Temporary total disability is that period within the healing period in which a claimant suffers a total incapacity to earn wages. Stafford v. Arkmo Lumber Co., 54 Ark. App. 286, 925 S.W.2d 170 (1996). The healing period is that period for healing of an injury which continues until the claimant is as far restored as the permanent character of the injury will permit. Roberson, supra. There is evidence in the record that supports the conclusion that appellee’s healing period had not ended. He testified that his knee had been painful since the September 1994 injury and remained painful before he took the treadmill stress test, but that the pain worsened in intensity during the test. The Commission believed his testimony, and we do not second-guess its credibility judgments. Because appellee was unable to perform his work duties until his knee had healed, Dr. Toon determined that appellee was temporarily totally disabled for a month.

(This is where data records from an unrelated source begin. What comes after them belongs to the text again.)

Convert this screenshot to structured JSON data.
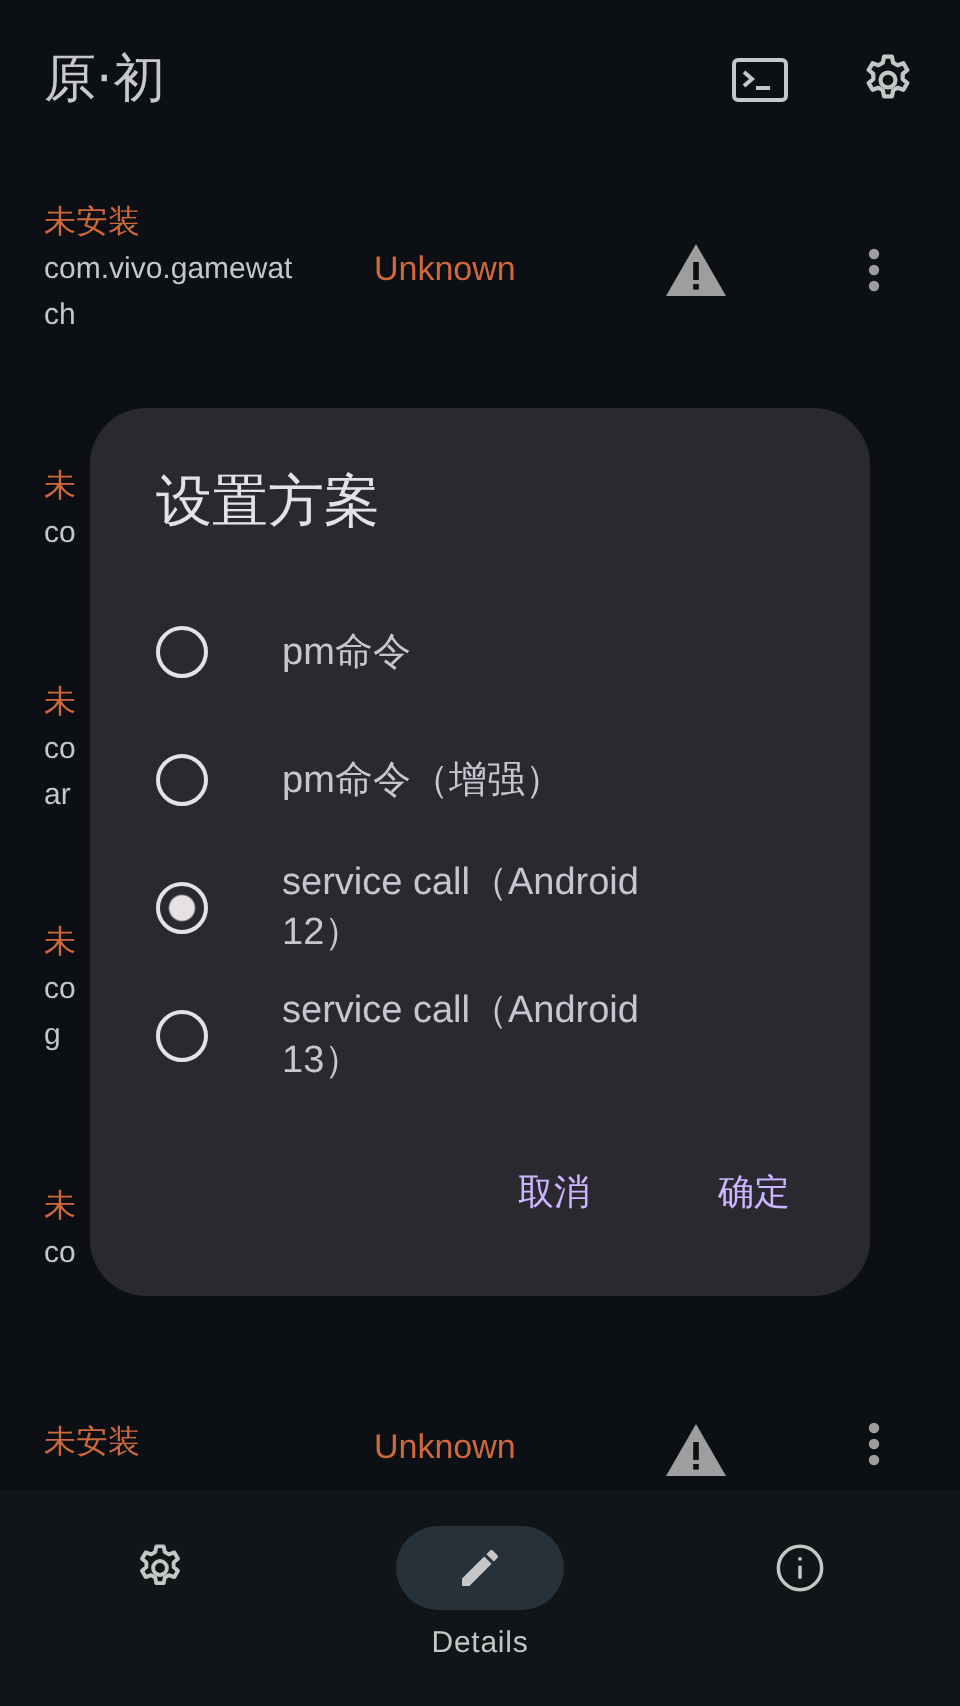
{
  "app_bar": {
    "title": "原·初"
  },
  "rows": [
    {
      "status": "未安装",
      "package": "com.vivo.gamewat ch",
      "state": "Unknown"
    },
    {
      "status": "未",
      "package": "co"
    },
    {
      "status": "未",
      "package": "co ar"
    },
    {
      "status": "未",
      "package": "co g"
    },
    {
      "status": "未",
      "package": "co"
    },
    {
      "status": "未安装",
      "state": "Unknown"
    }
  ],
  "dialog": {
    "title": "设置方案",
    "options": [
      {
        "label": "pm命令",
        "selected": false
      },
      {
        "label": "pm命令（增强）",
        "selected": false
      },
      {
        "label": "service call（Android 12）",
        "selected": true
      },
      {
        "label": "service call（Android 13）",
        "selected": false
      }
    ],
    "buttons": [
      "取消",
      "确定"
    ]
  },
  "bottom_nav": [
    {
      "kind": "settings",
      "selected": false
    },
    {
      "kind": "details",
      "label": "Details",
      "selected": true
    },
    {
      "kind": "info",
      "selected": false
    }
  ]
}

Turning to appellant’s argument that appellee’s disability resulted from an independent intervening cause, the Commission determined that the increased pain appellee suffered after the stress test was a recurrence of the September 1994 injury. The test for determining whether a subsequent episode is a recurrence or an aggravation is whether the subsequent episode was a natural and probable result of the first injury or if it was precipitated by an independent intervening cause. Bearden Lumber Co. v. Bond, 7 Ark. App. 65, 644 S.W.2d 321 (1983). If there is a causal connection between the primary and the subsequent disability, there is no independent intervening cause unless the subsequent disability is triggered by activity on the part of the claimant which is unreasonable under the circumstances. Guidry v. J & R Eads Constr. Co., 11 Ark. App. 219, 669 S.W.2d 483 (1984). The Commission found appellee’s testimony that he did not reinjure his left knee during the treadmill stress test to be credible. Appel-lee’s knee was already causing him pain, which intensified during the stress test. Taking the stress test was not an activity that was unreasonable under the circumstances.
Affirmed.
Pittman, Neal, Meads, and Roaf, JJ., agree. Arey, J., dissents.